Butchers are highly regarded in the Park and most villages have at least one. A good butcher is crucial in improving the taste of meat, using trusted farms and suppliers and knowing how to treat the meat. They should have the facility to hang beef in a meat larder (top quality Scottish beef is mostly dry-aged and well-hung), for example, and tell you which cuts are best for what you want to cook, then cut with skill and knowledge. Here, they’ll know a local gamekeeper to supply seasonal pheasants, grouse, rabbit or deer, too.

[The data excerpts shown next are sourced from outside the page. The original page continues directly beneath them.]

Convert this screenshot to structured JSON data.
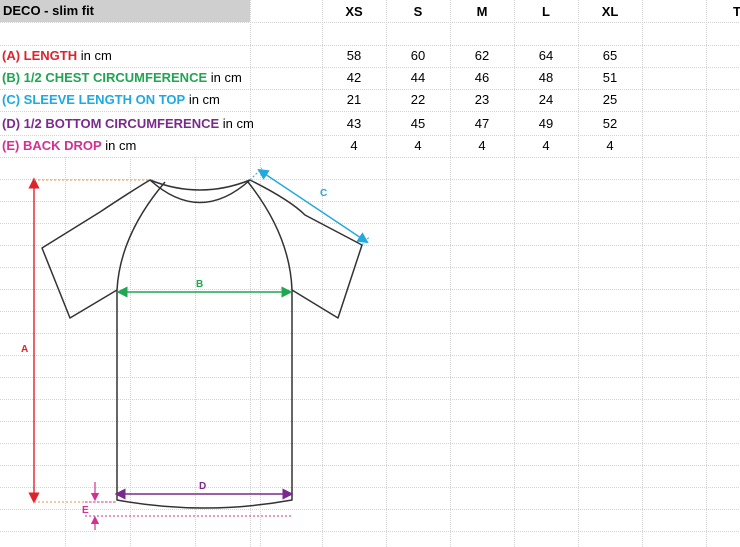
{
  "sheet": {
    "title": "DECO - slim fit",
    "extra_col_header": "T",
    "sizes": [
      "XS",
      "S",
      "M",
      "L",
      "XL"
    ],
    "rows": [
      {
        "key": "(A) LENGTH",
        "unit": " in cm",
        "color": "#e0222b",
        "values": [
          "58",
          "60",
          "62",
          "64",
          "65"
        ]
      },
      {
        "key": "(B) 1/2 CHEST CIRCUMFERENCE",
        "unit": " in cm",
        "color": "#1ea650",
        "values": [
          "42",
          "44",
          "46",
          "48",
          "51"
        ]
      },
      {
        "key": "(C) SLEEVE LENGTH ON TOP",
        "unit": " in cm",
        "color": "#1fa9e0",
        "values": [
          "21",
          "22",
          "23",
          "24",
          "25"
        ]
      },
      {
        "key": "(D) 1/2 BOTTOM CIRCUMFERENCE",
        "unit": " in cm",
        "color": "#7a2a8c",
        "values": [
          "43",
          "45",
          "47",
          "49",
          "52"
        ]
      },
      {
        "key": "(E) BACK DROP",
        "unit": " in cm",
        "color": "#d3308f",
        "values": [
          "4",
          "4",
          "4",
          "4",
          "4"
        ]
      }
    ]
  },
  "diagram": {
    "label_a": "A",
    "label_b": "B",
    "label_c": "C",
    "label_d": "D",
    "label_e": "E",
    "colors": {
      "a": "#e0222b",
      "b": "#1ea650",
      "c": "#1fa9e0",
      "d": "#7a2a8c",
      "e": "#d3308f",
      "outline": "#333333"
    }
  }
}
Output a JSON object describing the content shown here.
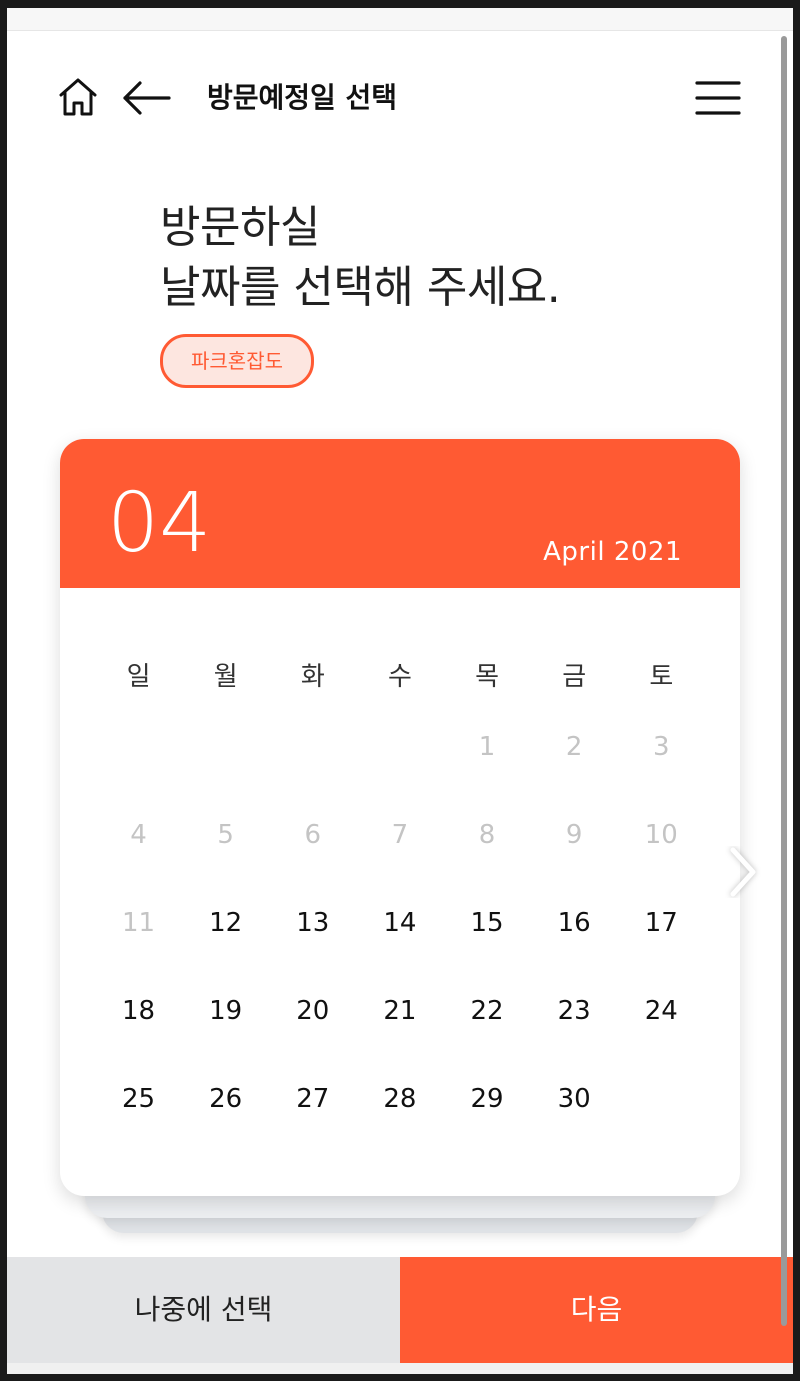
{
  "header": {
    "title": "방문예정일 선택"
  },
  "headline": {
    "line1": "방문하실",
    "line2": "날짜를 선택해 주세요."
  },
  "badge": {
    "label": "파크혼잡도"
  },
  "calendar": {
    "month": "04",
    "month_year": "April 2021",
    "weekdays": [
      "일",
      "월",
      "화",
      "수",
      "목",
      "금",
      "토"
    ],
    "weeks": [
      [
        {
          "d": ""
        },
        {
          "d": ""
        },
        {
          "d": ""
        },
        {
          "d": ""
        },
        {
          "d": "1",
          "disabled": true
        },
        {
          "d": "2",
          "disabled": true
        },
        {
          "d": "3",
          "disabled": true
        }
      ],
      [
        {
          "d": "4",
          "disabled": true
        },
        {
          "d": "5",
          "disabled": true
        },
        {
          "d": "6",
          "disabled": true
        },
        {
          "d": "7",
          "disabled": true
        },
        {
          "d": "8",
          "disabled": true
        },
        {
          "d": "9",
          "disabled": true
        },
        {
          "d": "10",
          "disabled": true
        }
      ],
      [
        {
          "d": "11",
          "disabled": true
        },
        {
          "d": "12"
        },
        {
          "d": "13"
        },
        {
          "d": "14"
        },
        {
          "d": "15"
        },
        {
          "d": "16"
        },
        {
          "d": "17"
        }
      ],
      [
        {
          "d": "18"
        },
        {
          "d": "19"
        },
        {
          "d": "20"
        },
        {
          "d": "21"
        },
        {
          "d": "22"
        },
        {
          "d": "23"
        },
        {
          "d": "24"
        }
      ],
      [
        {
          "d": "25"
        },
        {
          "d": "26"
        },
        {
          "d": "27"
        },
        {
          "d": "28"
        },
        {
          "d": "29"
        },
        {
          "d": "30"
        },
        {
          "d": ""
        }
      ]
    ]
  },
  "footer": {
    "later_label": "나중에 선택",
    "next_label": "다음"
  },
  "colors": {
    "accent": "#ff5a33",
    "badge_bg": "#fde6e0",
    "secondary_button": "#e3e4e6",
    "disabled_text": "#c4c4c4"
  },
  "icons": {
    "home": "home-icon",
    "back": "arrow-left-icon",
    "menu": "hamburger-menu-icon",
    "next_month": "chevron-right-icon"
  }
}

Jonathan Honeyman is the Aberfoyle Butcher. Well known in the area, he owns the business with his dad Billy. Jonathan says, ‘I used to hang around my dad’s butcher shop from aged about 10, then progressed to Saturday boy. I learnt a lot.’ He also studied butchery in Paris. ‘The French do things very differently; the way they cut is distinctive,’ he explains. ‘Paris was an eye-opener for me. There’s a more scientific approach. A side of a cow has 300 different muscles, and in each animal there are different types of fat – without fat you’d struggle to taste the difference between lamb and beef. Fat means flavour. Understanding exactly how each part works and is used is crucial to knowing how it will cook and eat.’
Jonathan continues, ‘We tend to look at meat as a commodity, and I’d like to reinstate its status as a high-quality product. I think we should reconnect the whole system so one person has more control over each animal’s life.’ He’s been doing that with meat he supplies to Scotland’s top restaurants, such as Andrew Fairlie’s 2-Michelin-starred place at Gleneagles. He has a relationship with local farmers to monitor certain animals’ lives, then takes over after slaughter. And with his passionate drive, he continues to produce exceptional meat.